En Roumanie, nombreuses sont les femmes qui n’ont pas accès à des soins de santé maternelle et reproductive. Pour y remédier, CARE et son partenaire SERA mettent en place des services de planning familial itinérant. L’une de ces équipes nous explique comment des centaines de femmes ont désormais la possibilité de choisir leur sexualité et leur avenir. 

L'association CARE aide les femmes en Roumanie
CARE et SERA ont mis en place des services de planning familial itinérant dans plus de la moitié des 41 départements roumains. Ici, une équipe de la région d’Argès lors d’une consultation. © 2017 / CARE

Anca, infirmière, et Andrea, assistante sociale, forment l’une des équipes de planning familial itinérant initiées par CARE et SERA dans le département de Bacau. En compagnie de Cécile Tissot, qui coordonne ce programme, elles nous expliquent les enjeux de leur travail.  

Quelles sont les difficultés auxquelles sont confrontées les femmes que vous accompagnez ?

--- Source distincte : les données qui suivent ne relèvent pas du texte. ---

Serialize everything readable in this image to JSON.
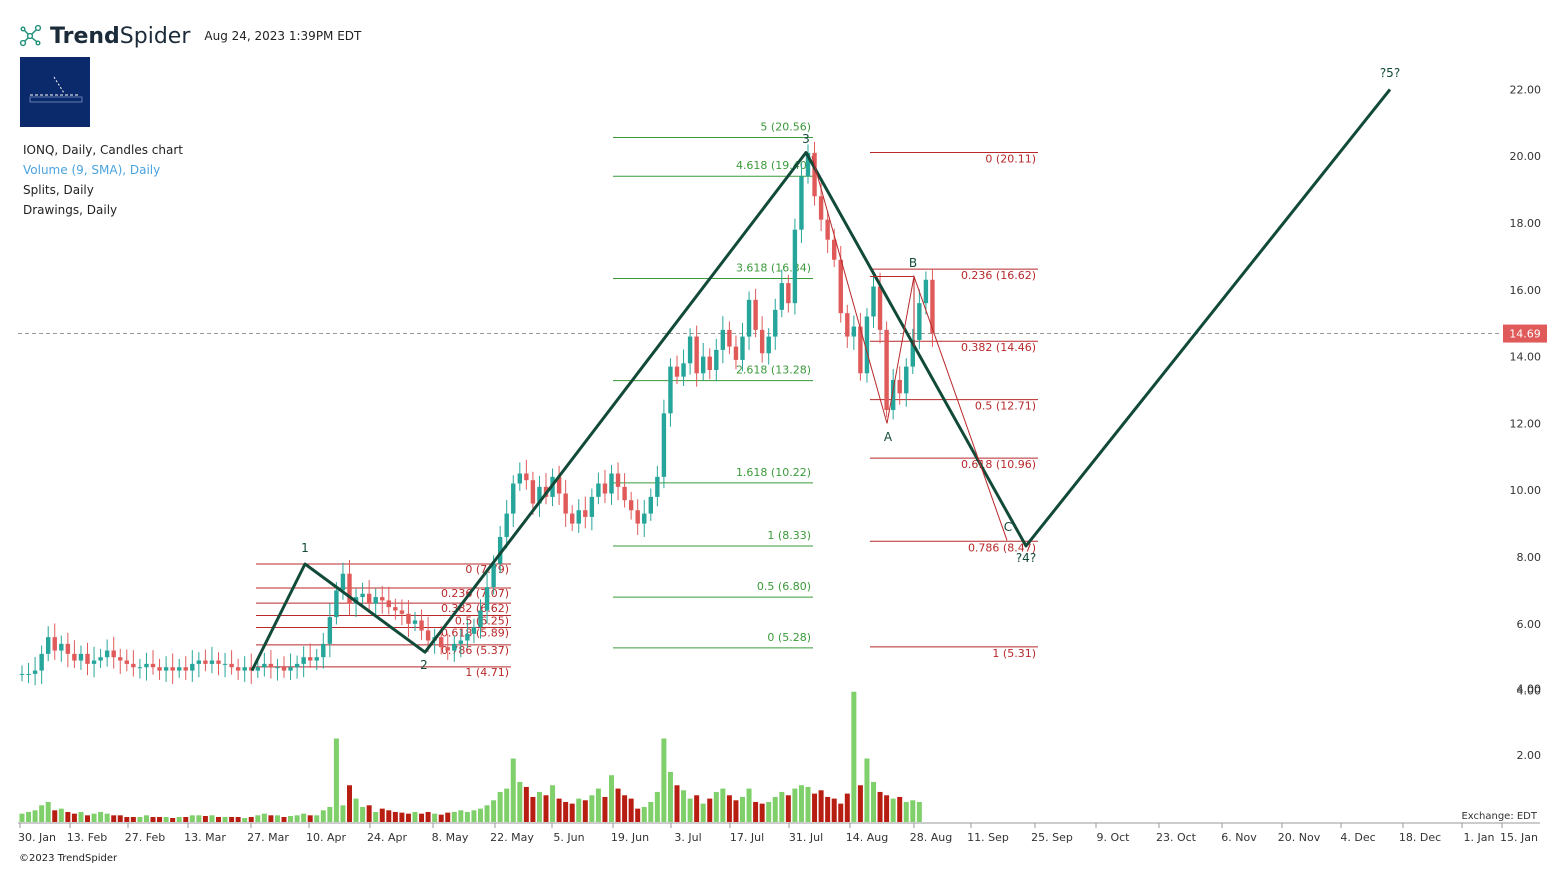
{
  "header": {
    "brand_bold": "Trend",
    "brand_regular": "Spider",
    "datetime": "Aug 24, 2023 1:39PM EDT"
  },
  "legend": {
    "symbol_line": "IONQ, Daily, Candles chart",
    "volume_line": "Volume (9, SMA), Daily",
    "splits_line": "Splits, Daily",
    "drawings_line": "Drawings, Daily"
  },
  "footer": {
    "copyright": "©2023 TrendSpider",
    "exchange": "Exchange: EDT"
  },
  "colors": {
    "up": "#26a69a",
    "down": "#e05a5a",
    "vol_up": "#7fcf6a",
    "vol_down": "#b81d12",
    "wave_line": "#124a3a",
    "fib_green": "#3a9a3a",
    "fib_red": "#b8282a",
    "price_tag": "#e05a5a"
  },
  "chart_data": {
    "type": "candlestick",
    "symbol": "IONQ",
    "interval": "Daily",
    "y_axis": {
      "range": [
        3.0,
        23.0
      ],
      "ticks": [
        "4.00",
        "6.00",
        "8.00",
        "10.00",
        "12.00",
        "14.00",
        "16.00",
        "18.00",
        "20.00",
        "22.00"
      ]
    },
    "x_axis": {
      "labels": [
        "30. Jan",
        "13. Feb",
        "27. Feb",
        "13. Mar",
        "27. Mar",
        "10. Apr",
        "24. Apr",
        "8. May",
        "22. May",
        "5. Jun",
        "19. Jun",
        "3. Jul",
        "17. Jul",
        "31. Jul",
        "14. Aug",
        "28. Aug",
        "11. Sep",
        "25. Sep",
        "9. Oct",
        "23. Oct",
        "6. Nov",
        "20. Nov",
        "4. Dec",
        "18. Dec",
        "1. Jan",
        "15. Jan"
      ]
    },
    "last_price": "14.69",
    "volume_axis": {
      "ticks": [
        "2.00",
        "4.00"
      ]
    },
    "candles_close": [
      4.5,
      4.5,
      4.6,
      5.1,
      5.6,
      5.2,
      5.4,
      5.1,
      4.9,
      5.1,
      4.8,
      4.9,
      5.0,
      5.2,
      5.0,
      4.9,
      4.8,
      4.7,
      4.7,
      4.8,
      4.7,
      4.6,
      4.7,
      4.6,
      4.7,
      4.6,
      4.8,
      4.9,
      4.8,
      4.9,
      4.8,
      4.8,
      4.7,
      4.6,
      4.7,
      4.6,
      4.7,
      4.8,
      4.7,
      4.7,
      4.6,
      4.7,
      4.8,
      5.0,
      4.9,
      5.0,
      5.4,
      6.2,
      7.0,
      7.5,
      6.6,
      6.8,
      6.9,
      6.6,
      6.8,
      6.7,
      6.5,
      6.4,
      6.3,
      6.0,
      6.1,
      5.8,
      5.5,
      5.6,
      5.3,
      5.2,
      5.4,
      5.5,
      5.7,
      5.9,
      6.4,
      7.1,
      7.8,
      8.6,
      9.3,
      10.2,
      10.5,
      10.3,
      9.6,
      10.1,
      9.8,
      10.4,
      9.9,
      9.3,
      9.0,
      9.4,
      9.2,
      9.8,
      10.2,
      9.9,
      10.5,
      10.1,
      9.7,
      9.4,
      9.0,
      9.3,
      9.8,
      10.4,
      12.3,
      13.7,
      13.4,
      13.8,
      14.6,
      13.5,
      14.0,
      13.6,
      14.2,
      14.8,
      14.3,
      13.9,
      14.6,
      15.7,
      14.8,
      14.1,
      14.6,
      15.4,
      16.2,
      15.6,
      17.8,
      19.4,
      20.1,
      18.8,
      18.1,
      17.5,
      16.9,
      15.3,
      14.6,
      14.9,
      13.5,
      15.2,
      16.1,
      14.8,
      12.4,
      13.3,
      12.9,
      13.7,
      14.5,
      15.6,
      16.3,
      14.69
    ],
    "volume": [
      0.25,
      0.3,
      0.35,
      0.5,
      0.6,
      0.35,
      0.4,
      0.3,
      0.25,
      0.3,
      0.2,
      0.25,
      0.3,
      0.25,
      0.2,
      0.2,
      0.15,
      0.15,
      0.15,
      0.2,
      0.15,
      0.15,
      0.15,
      0.12,
      0.15,
      0.15,
      0.2,
      0.2,
      0.18,
      0.2,
      0.15,
      0.15,
      0.15,
      0.15,
      0.12,
      0.15,
      0.2,
      0.25,
      0.2,
      0.2,
      0.15,
      0.18,
      0.2,
      0.25,
      0.2,
      0.2,
      0.35,
      0.45,
      2.5,
      0.5,
      1.1,
      0.7,
      0.45,
      0.5,
      0.3,
      0.4,
      0.35,
      0.3,
      0.28,
      0.25,
      0.3,
      0.25,
      0.3,
      0.25,
      0.22,
      0.28,
      0.3,
      0.35,
      0.3,
      0.35,
      0.4,
      0.5,
      0.65,
      0.9,
      1.0,
      1.9,
      1.2,
      1.05,
      0.75,
      0.9,
      0.8,
      1.1,
      0.7,
      0.6,
      0.55,
      0.7,
      0.65,
      0.8,
      1.0,
      0.75,
      1.4,
      1.0,
      0.8,
      0.7,
      0.4,
      0.45,
      0.6,
      0.9,
      2.5,
      1.5,
      1.1,
      0.95,
      0.7,
      0.8,
      0.55,
      0.7,
      0.9,
      1.0,
      0.8,
      0.65,
      0.75,
      1.0,
      0.6,
      0.55,
      0.6,
      0.75,
      0.9,
      0.8,
      1.0,
      1.1,
      1.05,
      0.85,
      0.95,
      0.75,
      0.7,
      0.55,
      0.85,
      3.9,
      1.1,
      1.9,
      1.2,
      0.9,
      0.8,
      0.7,
      0.75,
      0.6,
      0.65,
      0.6
    ],
    "fib_sets": [
      {
        "color": "red",
        "levels": [
          {
            "label": "0 (7.79)",
            "price": 7.79
          },
          {
            "label": "0.236 (7.07)",
            "price": 7.07
          },
          {
            "label": "0.382 (6.62)",
            "price": 6.62
          },
          {
            "label": "0.5 (6.25)",
            "price": 6.25
          },
          {
            "label": "0.618 (5.89)",
            "price": 5.89
          },
          {
            "label": "0.786 (5.37)",
            "price": 5.37
          },
          {
            "label": "1 (4.71)",
            "price": 4.71
          }
        ]
      },
      {
        "color": "green",
        "levels": [
          {
            "label": "5 (20.56)",
            "price": 20.56
          },
          {
            "label": "4.618 (19.40)",
            "price": 19.4
          },
          {
            "label": "3.618 (16.34)",
            "price": 16.34
          },
          {
            "label": "2.618 (13.28)",
            "price": 13.28
          },
          {
            "label": "1.618 (10.22)",
            "price": 10.22
          },
          {
            "label": "1 (8.33)",
            "price": 8.33
          },
          {
            "label": "0.5 (6.80)",
            "price": 6.8
          },
          {
            "label": "0 (5.28)",
            "price": 5.28
          }
        ]
      },
      {
        "color": "red",
        "levels": [
          {
            "label": "0 (20.11)",
            "price": 20.11
          },
          {
            "label": "0.236 (16.62)",
            "price": 16.62
          },
          {
            "label": "0.382 (14.46)",
            "price": 14.46
          },
          {
            "label": "0.5 (12.71)",
            "price": 12.71
          },
          {
            "label": "0.618 (10.96)",
            "price": 10.96
          },
          {
            "label": "0.786 (8.47)",
            "price": 8.47
          },
          {
            "label": "1 (5.31)",
            "price": 5.31
          }
        ]
      }
    ],
    "wave_labels": [
      {
        "label": "1",
        "price": 7.79
      },
      {
        "label": "2",
        "price": 5.28
      },
      {
        "label": "3",
        "price": 20.11
      },
      {
        "label": "A",
        "price": 12.0
      },
      {
        "label": "B",
        "price": 16.4
      },
      {
        "label": "C",
        "price": 8.8
      },
      {
        "label": "?4?",
        "price": 8.33
      },
      {
        "label": "?5?",
        "price": 22.0
      }
    ]
  }
}
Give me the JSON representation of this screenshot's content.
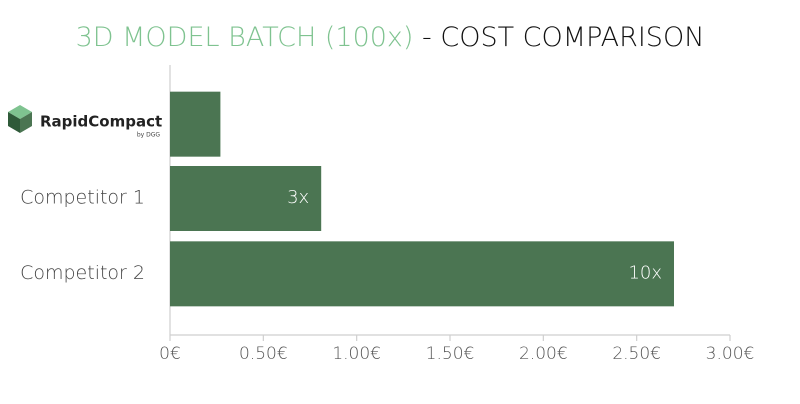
{
  "chart_data": {
    "type": "hbar",
    "title_parts": [
      {
        "text": "3D MODEL BATCH (100x)",
        "color": "#7fc390"
      },
      {
        "text": " - COST COMPARISON",
        "color": "#111111"
      }
    ],
    "categories": [
      "RapidCompact",
      "Competitor 1",
      "Competitor 2"
    ],
    "logo_subtitle": "by DGG",
    "values": [
      0.27,
      0.81,
      2.7
    ],
    "bar_notes": [
      null,
      "3x",
      "10x"
    ],
    "color": "#4b7552",
    "xlim": [
      0,
      3
    ],
    "xticks": [
      {
        "value": 0,
        "label": "0€"
      },
      {
        "value": 0.5,
        "label": "0.50€"
      },
      {
        "value": 1,
        "label": "1.00€"
      },
      {
        "value": 1.5,
        "label": "1.50€"
      },
      {
        "value": 2,
        "label": "2.00€"
      },
      {
        "value": 2.5,
        "label": "2.50€"
      },
      {
        "value": 3,
        "label": "3.00€"
      }
    ],
    "grid": false
  }
}
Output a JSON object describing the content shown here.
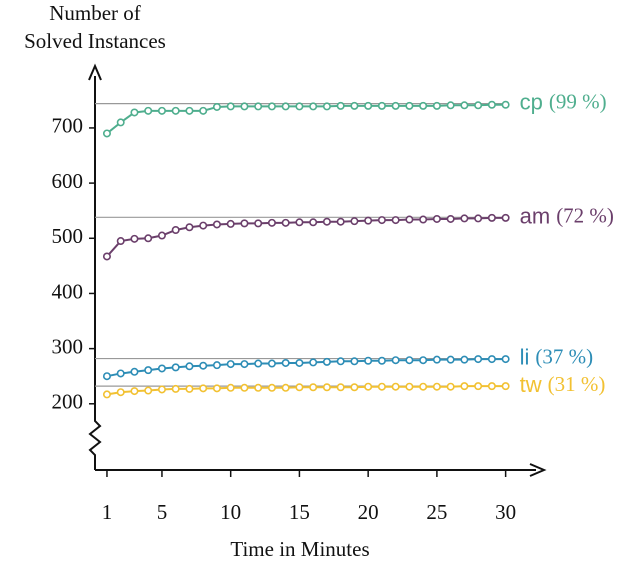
{
  "chart_data": {
    "type": "line",
    "y_label": [
      "Number of",
      "Solved Instances"
    ],
    "x_label": "Time in Minutes",
    "x": [
      1,
      2,
      3,
      4,
      5,
      6,
      7,
      8,
      9,
      10,
      11,
      12,
      13,
      14,
      15,
      16,
      17,
      18,
      19,
      20,
      21,
      22,
      23,
      24,
      25,
      26,
      27,
      28,
      29,
      30
    ],
    "xlim": [
      0.13,
      32.5
    ],
    "xticks": [
      1,
      5,
      10,
      15,
      20,
      25,
      30
    ],
    "ylim": [
      80,
      805
    ],
    "yticks": [
      200,
      300,
      400,
      500,
      600,
      700
    ],
    "series": [
      {
        "name": "cp",
        "share_label": "(99 %)",
        "color": "#4fae8e",
        "reference": 744,
        "values": [
          690,
          710,
          728,
          731,
          731,
          731,
          731,
          731,
          738,
          739,
          739,
          739,
          739,
          739,
          739,
          739,
          739,
          740,
          740,
          740,
          740,
          740,
          740,
          740,
          740,
          741,
          741,
          741,
          742,
          742
        ]
      },
      {
        "name": "am",
        "share_label": "(72 %)",
        "color": "#6b3f6b",
        "reference": 538,
        "values": [
          467,
          495,
          499,
          500,
          505,
          515,
          520,
          523,
          525,
          526,
          527,
          527,
          528,
          528,
          529,
          529,
          530,
          530,
          531,
          532,
          533,
          533,
          534,
          534,
          535,
          535,
          536,
          536,
          537,
          537
        ]
      },
      {
        "name": "li",
        "share_label": "(37 %)",
        "color": "#2d8db6",
        "reference": 282,
        "values": [
          250,
          255,
          258,
          261,
          264,
          266,
          268,
          269,
          270,
          272,
          272,
          273,
          273,
          274,
          274,
          275,
          276,
          277,
          277,
          278,
          278,
          279,
          279,
          279,
          280,
          280,
          280,
          281,
          281,
          281
        ]
      },
      {
        "name": "tw",
        "share_label": "(31 %)",
        "color": "#f2c132",
        "reference": 232,
        "values": [
          217,
          221,
          223,
          224,
          226,
          227,
          227,
          228,
          228,
          229,
          229,
          229,
          229,
          229,
          230,
          230,
          230,
          230,
          230,
          231,
          231,
          231,
          231,
          231,
          231,
          231,
          232,
          232,
          232,
          232
        ]
      }
    ]
  }
}
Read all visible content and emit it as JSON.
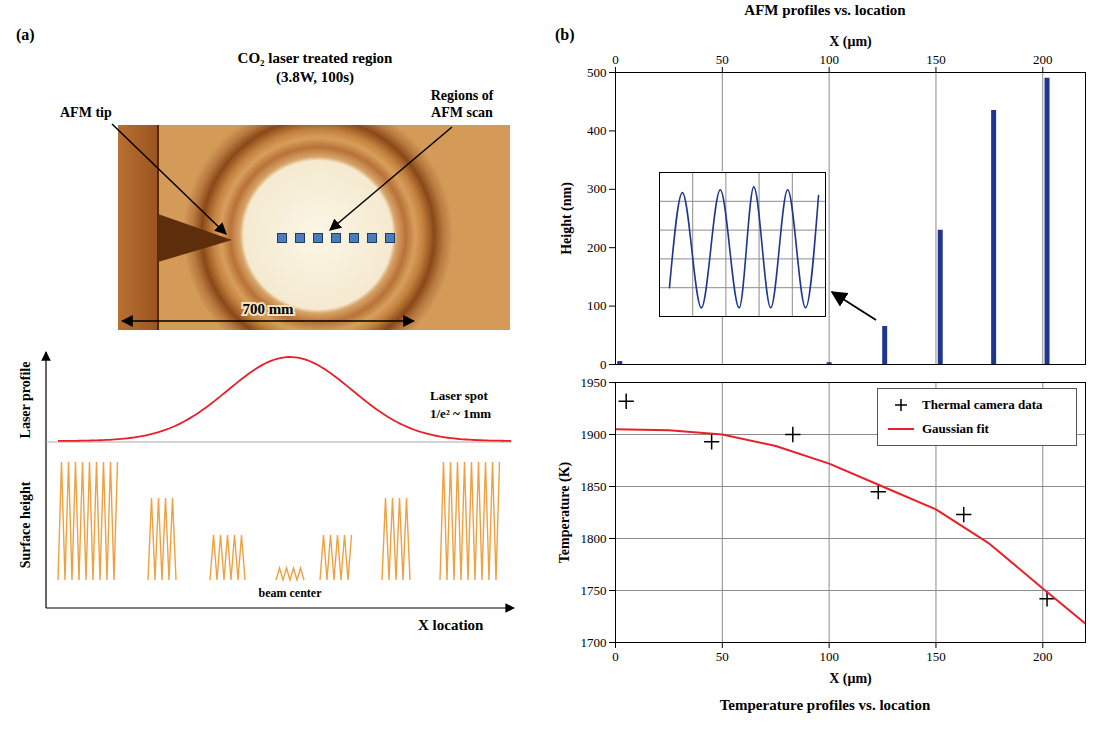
{
  "panel_a": {
    "letter": "(a)",
    "title": "CO₂ laser treated region",
    "subtitle": "(3.8W, 100s)",
    "tip_label": "AFM tip",
    "scan_label": "Regions of AFM scan",
    "scale_label": "700 mm",
    "profile_axis": "Laser profile",
    "height_axis": "Surface height",
    "x_axis": "X location",
    "spot_label": "Laser spot",
    "spot_size": "1/e² ~ 1mm",
    "center_label": "beam center"
  },
  "panel_b": {
    "letter": "(b)"
  },
  "chart_data": [
    {
      "type": "bar",
      "title": "AFM profiles vs. location",
      "x_label": "X (μm)",
      "y_label": "Height (nm)",
      "x": [
        2,
        100,
        126,
        152,
        177,
        202
      ],
      "values": [
        5,
        3,
        65,
        230,
        435,
        490
      ],
      "color": "#1f3690",
      "xlim": [
        0,
        220
      ],
      "xticks": [
        0,
        50,
        100,
        150,
        200
      ],
      "ylim": [
        0,
        500
      ],
      "yticks": [
        0,
        100,
        200,
        300,
        400,
        500
      ],
      "grid": "x"
    },
    {
      "type": "line",
      "x": [
        0.3,
        0.69,
        1.26,
        1.83,
        2.4,
        2.84,
        3.35,
        3.86,
        4.4,
        4.79
      ],
      "values": [
        1.0,
        4.3,
        0.3,
        4.4,
        0.3,
        4.5,
        0.3,
        4.4,
        0.3,
        4.2
      ],
      "color": "#1f3690",
      "xlim": [
        0,
        5
      ],
      "xticks": [
        0,
        1,
        2,
        3,
        4,
        5
      ],
      "ylim": [
        0,
        5
      ],
      "yticks": [
        0,
        1,
        2,
        3,
        4,
        5
      ],
      "grid": true,
      "tick_labels": false
    },
    {
      "type": "scatter",
      "title": "Temperature profiles vs. location",
      "x_label": "X (μm)",
      "y_label": "Temperature (K)",
      "series": [
        {
          "name": "Thermal camera data",
          "type": "scatter",
          "marker": "plus",
          "color": "#000000",
          "x": [
            5,
            45,
            83,
            123,
            163,
            202
          ],
          "values": [
            1932,
            1893,
            1900,
            1845,
            1823,
            1742
          ]
        },
        {
          "name": "Gaussian fit",
          "type": "line",
          "color": "#e8202a",
          "x": [
            0,
            25,
            50,
            75,
            100,
            125,
            150,
            175,
            200,
            220
          ],
          "values": [
            1905,
            1904,
            1900,
            1889,
            1872,
            1850,
            1828,
            1795,
            1752,
            1718
          ]
        }
      ],
      "xlim": [
        0,
        220
      ],
      "xticks": [
        0,
        50,
        100,
        150,
        200
      ],
      "ylim": [
        1700,
        1950
      ],
      "yticks": [
        1700,
        1750,
        1800,
        1850,
        1900,
        1950
      ],
      "grid": true,
      "legend": "top-right"
    }
  ]
}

Le manque de suivi gynécologique et, plus largement, d’accès à des soins médicaux est un vrai problème. Sur 149 femmes enceintes rencontrées au cours des dernières semaines, 66 % ne bénéficiaient d’aucun suivi prénatal. Un grand nombre de complications ainsi que de décès maternels et infantiles pourraient être évités grâce à un meilleur accès à des soins de santé. 

Quels sont les autres conséquences de ce manque d’accès aux soins pour les femmes ?

56 % des femmes que nous avons récemment rencontrées n’avaient pas désiré leur grossesse. Parce qu’elles n’ont pas accès à des moyens de contraception, elles sont privées du droit à disposer de leur corps. Trop de femmes vivent leur sexualité dans la peur d’une grossesse non prévue, de maternités ou d'avortements rapprochés, au péril de leur santé. Toutes les femmes devraient avoir la liberté de choisir si et quand elles veulent devenir mères. 

Vous sensibilisez également de très jeunes filles…

Oui, car en 2015, 380 jeunes filles sont devenues mères dans notre département. Or, certaines de ces adolescentes, en situation de pauvreté et d’isolement, ont ensuite abandonné leur enfant, faute de ressources pour l’élever. Pour éviter ce traumatisme pour la mère et l’enfant, nous faisons beaucoup de sensibilisation auprès des jeunes de 13 à 18 ans. 

Dans les écoles, nous abordons de nombreux sujets : la puberté, la grossesse et les maladies sexuellement transmissibles (MST). Garçons et filles peuvent nous poser des questions, notamment par écrit pour celles et ceux qui veulent s’exprimer de manière anonyme. La sexualité reste un sujet très tabou. 

Comment ce service de planning familial s’inscrit-il au niveau local ?

Nous devons absolument collaborer avec les médecins et services de santé locaux, car nous n’effectuons que des consultations de base. Il est ensuite nécessaire que ces femmes soient suivies par des médecins spécialistes. 

Nous travaillons aussi avec les autorités nationales et locales car, après la période de mise en place soutenue par CARE et SERA, les équipes seront gérées et financées par les services sociaux locaux. C’est une manière d’en assurer la pérennité. 

Comment incluez-vous les hommes dans ces décisions liées au planning familial ?

Les hommes sont inclus dans notre approche. En général, ils sont assez ouverts, mais certains sont réticents à laisser des professionnels entrer dans leur intimité. Le travail avec les mairies et les autorités religieuses est essentiel pour lutter contre des attitudes parfois sexistes et patriarcales. La semaine dernière, un homme a refusé de nous faire entrer chez lui. La mairie a alors contacté le couple et nous avons pu y retourner et discuter.

Parfois, des femmes optent pour une mesure de contraception sans l’accord de leur conjoint. Nous les accompagnons dans leur choix. Notre travail est de permettre aux femmes de prendre conscience de leurs droits sexuels et reproductifs, notamment concernant la maîtrise de leur fécondité.